Aleksandar Kostadinov

Personal information
- Full name: Aleksandar Stoyanov Kostadinov
- Nationality: Bulgarian
- Born: 28 July 1988 (age 37) Kyustendil, Bulgaria
- Height: 1.60 m (5 ft 3 in)
- Weight: 55 kg (121 lb)

Sport
- Sport: Wrestling
- Event: Greco-Roman
- Club: Slavia Litex
- Coached by: Bratan Tzenov

Medal record
Men's Greco-Roman wrestling
Representing Bulgaria
European Championships
| Bronze medal – third place | 2009 Vilnius | 55 kg |
| Bronze medal – third place | 2012 Belgrade | 55 kg |
| Gold medal – first place | 2014 Vantaa | 59 kg |

= Aleksandar Kostadinov =

Bulgarian Greco-Roman wrestler

Aleksandar Stoyanov Kostadinov (Александър Стоянов Костадинов; born July 28, 1988) is an amateur Bulgarian Greco-Roman wrestler, who competes in the men's featherweight category. He won a bronze medal for his division at the 2012 European Wrestling Championships in Belgrade, Serbia. He is also a member of Slavia Litex Wrestling Club in Sofia, and is coached and trained by Bratan Tzenov.

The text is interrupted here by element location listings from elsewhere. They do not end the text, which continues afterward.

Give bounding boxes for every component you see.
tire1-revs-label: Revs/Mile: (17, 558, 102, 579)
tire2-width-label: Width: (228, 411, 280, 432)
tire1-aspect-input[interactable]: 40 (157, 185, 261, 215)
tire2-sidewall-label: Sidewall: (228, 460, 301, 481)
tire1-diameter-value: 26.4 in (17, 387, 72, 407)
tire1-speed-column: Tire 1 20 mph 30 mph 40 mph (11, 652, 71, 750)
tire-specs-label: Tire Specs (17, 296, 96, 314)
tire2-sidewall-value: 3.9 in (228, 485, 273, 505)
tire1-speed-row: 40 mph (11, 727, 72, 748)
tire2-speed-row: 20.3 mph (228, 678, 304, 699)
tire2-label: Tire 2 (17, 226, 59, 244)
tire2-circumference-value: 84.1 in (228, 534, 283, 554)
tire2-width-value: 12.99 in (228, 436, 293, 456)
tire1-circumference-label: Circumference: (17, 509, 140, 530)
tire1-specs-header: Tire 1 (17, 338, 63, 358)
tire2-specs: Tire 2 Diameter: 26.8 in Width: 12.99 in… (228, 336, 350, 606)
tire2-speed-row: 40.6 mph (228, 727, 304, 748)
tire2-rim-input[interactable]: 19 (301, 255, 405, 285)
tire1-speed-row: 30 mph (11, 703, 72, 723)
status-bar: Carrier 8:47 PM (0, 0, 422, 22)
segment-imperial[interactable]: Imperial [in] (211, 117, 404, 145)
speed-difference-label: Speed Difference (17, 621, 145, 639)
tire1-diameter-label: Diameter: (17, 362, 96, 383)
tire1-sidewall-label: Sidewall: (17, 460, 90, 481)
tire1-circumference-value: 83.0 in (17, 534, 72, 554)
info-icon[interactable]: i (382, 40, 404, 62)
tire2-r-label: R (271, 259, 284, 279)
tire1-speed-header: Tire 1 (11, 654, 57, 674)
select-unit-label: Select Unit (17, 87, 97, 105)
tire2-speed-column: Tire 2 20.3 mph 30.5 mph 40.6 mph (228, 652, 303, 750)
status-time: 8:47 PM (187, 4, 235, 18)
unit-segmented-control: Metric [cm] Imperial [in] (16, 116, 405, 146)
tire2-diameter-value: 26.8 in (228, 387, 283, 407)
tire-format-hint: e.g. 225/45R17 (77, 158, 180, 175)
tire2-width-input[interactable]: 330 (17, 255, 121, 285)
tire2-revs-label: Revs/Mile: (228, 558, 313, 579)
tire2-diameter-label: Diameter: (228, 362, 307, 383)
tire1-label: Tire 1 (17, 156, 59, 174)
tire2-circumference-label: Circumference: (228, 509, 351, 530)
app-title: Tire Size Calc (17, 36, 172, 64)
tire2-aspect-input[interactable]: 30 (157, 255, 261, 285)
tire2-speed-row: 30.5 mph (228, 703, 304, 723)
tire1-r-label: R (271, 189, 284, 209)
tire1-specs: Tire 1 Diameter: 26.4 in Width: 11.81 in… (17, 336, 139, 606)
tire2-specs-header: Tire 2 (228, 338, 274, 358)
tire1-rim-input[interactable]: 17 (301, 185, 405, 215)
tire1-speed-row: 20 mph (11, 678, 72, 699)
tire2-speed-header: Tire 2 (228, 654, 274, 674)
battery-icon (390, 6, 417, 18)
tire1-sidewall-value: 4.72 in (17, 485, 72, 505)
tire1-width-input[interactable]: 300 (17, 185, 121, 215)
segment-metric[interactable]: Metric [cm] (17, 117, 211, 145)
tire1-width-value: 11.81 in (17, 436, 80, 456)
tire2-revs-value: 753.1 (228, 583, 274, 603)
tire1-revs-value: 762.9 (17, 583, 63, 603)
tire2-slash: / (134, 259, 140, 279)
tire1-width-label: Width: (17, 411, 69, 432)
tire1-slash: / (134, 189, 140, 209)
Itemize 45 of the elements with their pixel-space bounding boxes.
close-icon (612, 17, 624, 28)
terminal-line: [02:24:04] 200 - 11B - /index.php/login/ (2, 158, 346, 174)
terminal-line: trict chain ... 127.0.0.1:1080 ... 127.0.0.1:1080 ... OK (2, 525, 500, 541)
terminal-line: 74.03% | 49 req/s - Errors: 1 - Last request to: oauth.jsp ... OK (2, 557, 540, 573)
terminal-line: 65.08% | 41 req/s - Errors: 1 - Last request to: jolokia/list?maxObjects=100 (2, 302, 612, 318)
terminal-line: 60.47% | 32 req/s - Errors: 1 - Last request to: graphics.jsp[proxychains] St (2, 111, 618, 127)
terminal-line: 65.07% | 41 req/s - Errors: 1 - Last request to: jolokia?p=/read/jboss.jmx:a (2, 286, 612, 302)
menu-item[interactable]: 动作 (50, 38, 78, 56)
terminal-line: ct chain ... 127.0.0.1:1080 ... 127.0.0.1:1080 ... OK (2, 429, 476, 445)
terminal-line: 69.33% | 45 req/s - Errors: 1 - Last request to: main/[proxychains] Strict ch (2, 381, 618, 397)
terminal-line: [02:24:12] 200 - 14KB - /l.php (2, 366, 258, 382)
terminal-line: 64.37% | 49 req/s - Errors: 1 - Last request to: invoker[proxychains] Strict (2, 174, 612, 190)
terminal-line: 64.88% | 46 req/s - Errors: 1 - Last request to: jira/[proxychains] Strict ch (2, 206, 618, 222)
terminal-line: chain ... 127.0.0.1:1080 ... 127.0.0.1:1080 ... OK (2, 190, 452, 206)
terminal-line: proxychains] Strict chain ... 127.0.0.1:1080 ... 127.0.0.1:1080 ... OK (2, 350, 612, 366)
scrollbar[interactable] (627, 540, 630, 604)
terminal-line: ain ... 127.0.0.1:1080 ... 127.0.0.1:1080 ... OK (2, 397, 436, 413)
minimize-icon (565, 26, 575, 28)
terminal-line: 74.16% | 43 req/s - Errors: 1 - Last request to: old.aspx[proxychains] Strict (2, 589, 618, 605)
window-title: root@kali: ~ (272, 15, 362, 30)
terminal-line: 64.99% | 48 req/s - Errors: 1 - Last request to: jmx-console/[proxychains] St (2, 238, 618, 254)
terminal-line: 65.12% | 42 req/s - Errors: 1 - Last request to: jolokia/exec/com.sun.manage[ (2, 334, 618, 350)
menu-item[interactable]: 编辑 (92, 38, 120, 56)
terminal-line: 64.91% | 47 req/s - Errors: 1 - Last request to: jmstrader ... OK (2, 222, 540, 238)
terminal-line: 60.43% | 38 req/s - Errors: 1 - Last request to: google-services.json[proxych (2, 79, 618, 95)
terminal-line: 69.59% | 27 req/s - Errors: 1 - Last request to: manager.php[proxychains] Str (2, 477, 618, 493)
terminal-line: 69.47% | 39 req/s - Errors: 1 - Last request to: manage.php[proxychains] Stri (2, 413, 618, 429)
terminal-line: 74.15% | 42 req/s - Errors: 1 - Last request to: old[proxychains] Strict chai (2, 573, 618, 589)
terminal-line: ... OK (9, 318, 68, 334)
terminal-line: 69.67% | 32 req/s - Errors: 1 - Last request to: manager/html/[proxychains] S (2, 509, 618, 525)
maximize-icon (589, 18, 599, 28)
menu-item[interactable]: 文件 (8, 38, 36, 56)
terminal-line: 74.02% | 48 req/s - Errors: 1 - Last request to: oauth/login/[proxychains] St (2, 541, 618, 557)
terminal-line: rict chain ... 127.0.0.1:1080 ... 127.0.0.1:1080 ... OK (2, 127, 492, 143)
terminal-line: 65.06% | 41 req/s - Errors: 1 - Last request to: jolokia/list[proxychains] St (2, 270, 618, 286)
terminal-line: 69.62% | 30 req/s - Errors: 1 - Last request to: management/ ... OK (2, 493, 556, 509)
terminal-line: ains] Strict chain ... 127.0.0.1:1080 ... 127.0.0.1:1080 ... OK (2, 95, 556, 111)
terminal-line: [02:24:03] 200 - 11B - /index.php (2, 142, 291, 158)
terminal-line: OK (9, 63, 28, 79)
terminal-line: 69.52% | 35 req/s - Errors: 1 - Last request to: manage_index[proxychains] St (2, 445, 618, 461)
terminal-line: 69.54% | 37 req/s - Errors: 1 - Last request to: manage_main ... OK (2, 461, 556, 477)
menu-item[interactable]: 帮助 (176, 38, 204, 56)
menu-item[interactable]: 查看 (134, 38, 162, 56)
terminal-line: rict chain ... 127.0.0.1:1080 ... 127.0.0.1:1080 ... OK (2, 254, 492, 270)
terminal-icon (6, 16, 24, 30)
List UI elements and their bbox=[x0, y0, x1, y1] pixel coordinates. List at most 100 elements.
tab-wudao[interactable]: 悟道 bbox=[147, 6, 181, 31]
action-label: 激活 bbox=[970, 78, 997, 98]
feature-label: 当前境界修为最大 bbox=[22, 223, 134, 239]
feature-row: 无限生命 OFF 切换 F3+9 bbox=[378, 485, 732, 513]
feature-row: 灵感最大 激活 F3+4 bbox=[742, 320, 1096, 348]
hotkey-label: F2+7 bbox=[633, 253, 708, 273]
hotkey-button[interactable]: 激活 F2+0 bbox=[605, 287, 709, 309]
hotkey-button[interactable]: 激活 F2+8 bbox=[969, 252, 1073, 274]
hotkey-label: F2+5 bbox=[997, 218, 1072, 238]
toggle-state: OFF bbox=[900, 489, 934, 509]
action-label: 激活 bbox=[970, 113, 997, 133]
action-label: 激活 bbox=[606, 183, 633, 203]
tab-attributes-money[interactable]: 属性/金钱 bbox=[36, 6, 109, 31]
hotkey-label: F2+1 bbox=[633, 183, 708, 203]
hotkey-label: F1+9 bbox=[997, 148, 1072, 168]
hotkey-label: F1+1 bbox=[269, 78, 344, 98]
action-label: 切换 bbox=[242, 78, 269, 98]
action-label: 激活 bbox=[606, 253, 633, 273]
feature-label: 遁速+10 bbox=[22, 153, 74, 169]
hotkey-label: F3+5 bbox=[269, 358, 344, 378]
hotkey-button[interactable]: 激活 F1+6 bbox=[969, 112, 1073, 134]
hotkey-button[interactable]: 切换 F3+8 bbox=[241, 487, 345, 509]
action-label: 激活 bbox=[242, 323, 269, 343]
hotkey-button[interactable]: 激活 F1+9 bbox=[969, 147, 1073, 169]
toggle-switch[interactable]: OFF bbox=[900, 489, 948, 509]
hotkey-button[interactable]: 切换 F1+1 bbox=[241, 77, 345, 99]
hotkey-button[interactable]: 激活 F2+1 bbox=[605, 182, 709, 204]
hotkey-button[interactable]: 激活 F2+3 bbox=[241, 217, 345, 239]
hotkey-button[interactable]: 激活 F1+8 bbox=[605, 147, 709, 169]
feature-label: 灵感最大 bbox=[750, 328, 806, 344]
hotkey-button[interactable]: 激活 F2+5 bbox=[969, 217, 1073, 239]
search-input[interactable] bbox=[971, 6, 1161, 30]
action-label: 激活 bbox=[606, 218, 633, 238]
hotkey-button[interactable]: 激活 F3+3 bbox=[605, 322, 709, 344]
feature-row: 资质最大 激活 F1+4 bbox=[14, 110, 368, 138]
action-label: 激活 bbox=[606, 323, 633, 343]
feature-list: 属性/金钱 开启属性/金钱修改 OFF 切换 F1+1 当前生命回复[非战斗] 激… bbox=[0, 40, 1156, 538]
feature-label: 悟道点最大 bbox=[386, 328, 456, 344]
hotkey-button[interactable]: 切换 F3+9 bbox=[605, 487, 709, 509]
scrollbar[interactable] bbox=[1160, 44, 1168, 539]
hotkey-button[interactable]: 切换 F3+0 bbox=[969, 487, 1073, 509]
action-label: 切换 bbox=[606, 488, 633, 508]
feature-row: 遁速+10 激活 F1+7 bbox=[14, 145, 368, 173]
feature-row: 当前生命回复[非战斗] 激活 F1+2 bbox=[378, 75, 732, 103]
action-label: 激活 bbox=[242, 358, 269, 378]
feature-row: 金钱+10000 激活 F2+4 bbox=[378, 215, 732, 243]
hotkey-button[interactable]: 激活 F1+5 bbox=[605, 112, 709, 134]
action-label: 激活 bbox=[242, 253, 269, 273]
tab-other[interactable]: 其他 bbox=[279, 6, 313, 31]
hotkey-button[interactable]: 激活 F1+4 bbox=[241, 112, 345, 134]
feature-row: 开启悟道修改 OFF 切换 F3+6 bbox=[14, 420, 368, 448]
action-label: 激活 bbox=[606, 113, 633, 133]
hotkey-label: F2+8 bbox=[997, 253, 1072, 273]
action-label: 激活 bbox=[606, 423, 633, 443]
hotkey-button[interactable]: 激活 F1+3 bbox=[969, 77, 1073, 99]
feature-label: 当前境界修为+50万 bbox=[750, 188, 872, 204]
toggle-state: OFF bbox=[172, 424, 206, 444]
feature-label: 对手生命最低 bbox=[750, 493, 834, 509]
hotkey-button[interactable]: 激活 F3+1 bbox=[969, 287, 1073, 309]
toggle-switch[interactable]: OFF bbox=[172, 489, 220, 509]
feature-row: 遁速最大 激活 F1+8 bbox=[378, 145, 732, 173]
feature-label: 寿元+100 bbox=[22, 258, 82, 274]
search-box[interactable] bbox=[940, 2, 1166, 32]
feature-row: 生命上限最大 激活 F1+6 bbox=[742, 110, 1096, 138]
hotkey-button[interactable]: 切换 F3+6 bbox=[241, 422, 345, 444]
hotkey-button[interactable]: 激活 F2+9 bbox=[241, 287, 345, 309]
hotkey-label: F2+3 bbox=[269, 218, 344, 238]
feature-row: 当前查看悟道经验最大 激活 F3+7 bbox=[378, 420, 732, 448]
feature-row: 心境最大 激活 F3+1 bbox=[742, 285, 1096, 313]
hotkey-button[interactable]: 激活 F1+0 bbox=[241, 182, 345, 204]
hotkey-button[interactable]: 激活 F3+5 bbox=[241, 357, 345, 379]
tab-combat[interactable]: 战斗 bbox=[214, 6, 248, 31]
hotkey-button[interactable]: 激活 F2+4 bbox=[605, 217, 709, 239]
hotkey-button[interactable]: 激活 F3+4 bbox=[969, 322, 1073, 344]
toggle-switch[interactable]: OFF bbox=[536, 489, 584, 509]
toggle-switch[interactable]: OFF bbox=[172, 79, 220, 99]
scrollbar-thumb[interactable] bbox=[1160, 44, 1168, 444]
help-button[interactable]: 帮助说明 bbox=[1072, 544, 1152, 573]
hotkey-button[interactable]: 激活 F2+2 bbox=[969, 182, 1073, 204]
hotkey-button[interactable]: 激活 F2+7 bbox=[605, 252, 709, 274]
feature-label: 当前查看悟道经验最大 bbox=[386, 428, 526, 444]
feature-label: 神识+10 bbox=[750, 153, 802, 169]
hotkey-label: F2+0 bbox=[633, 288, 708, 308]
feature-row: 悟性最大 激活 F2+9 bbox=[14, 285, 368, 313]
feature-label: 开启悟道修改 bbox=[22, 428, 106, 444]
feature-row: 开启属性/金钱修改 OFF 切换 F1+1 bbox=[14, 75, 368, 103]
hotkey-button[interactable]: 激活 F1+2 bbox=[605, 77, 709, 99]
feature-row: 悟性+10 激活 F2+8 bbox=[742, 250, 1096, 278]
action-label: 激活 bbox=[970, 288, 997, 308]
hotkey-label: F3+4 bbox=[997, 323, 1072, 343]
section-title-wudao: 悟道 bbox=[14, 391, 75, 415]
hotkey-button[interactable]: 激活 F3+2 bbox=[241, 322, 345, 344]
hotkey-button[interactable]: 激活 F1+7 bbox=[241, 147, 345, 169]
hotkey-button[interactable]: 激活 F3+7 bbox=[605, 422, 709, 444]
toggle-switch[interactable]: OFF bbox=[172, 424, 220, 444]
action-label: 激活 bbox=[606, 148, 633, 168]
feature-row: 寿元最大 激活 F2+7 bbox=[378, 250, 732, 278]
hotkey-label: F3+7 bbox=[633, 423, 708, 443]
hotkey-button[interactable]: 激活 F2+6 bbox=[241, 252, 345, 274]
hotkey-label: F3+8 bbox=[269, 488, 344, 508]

Kostadinov represented Bulgaria at the 2012 Summer Olympics in London, where he competed in the men's 55 kg class. He received a bye for the preliminary round of sixteen, before losing out to China's Li Shujin, with a three-set technical score (2–0, 0–2, 0–2), and a classification point score of 1–3.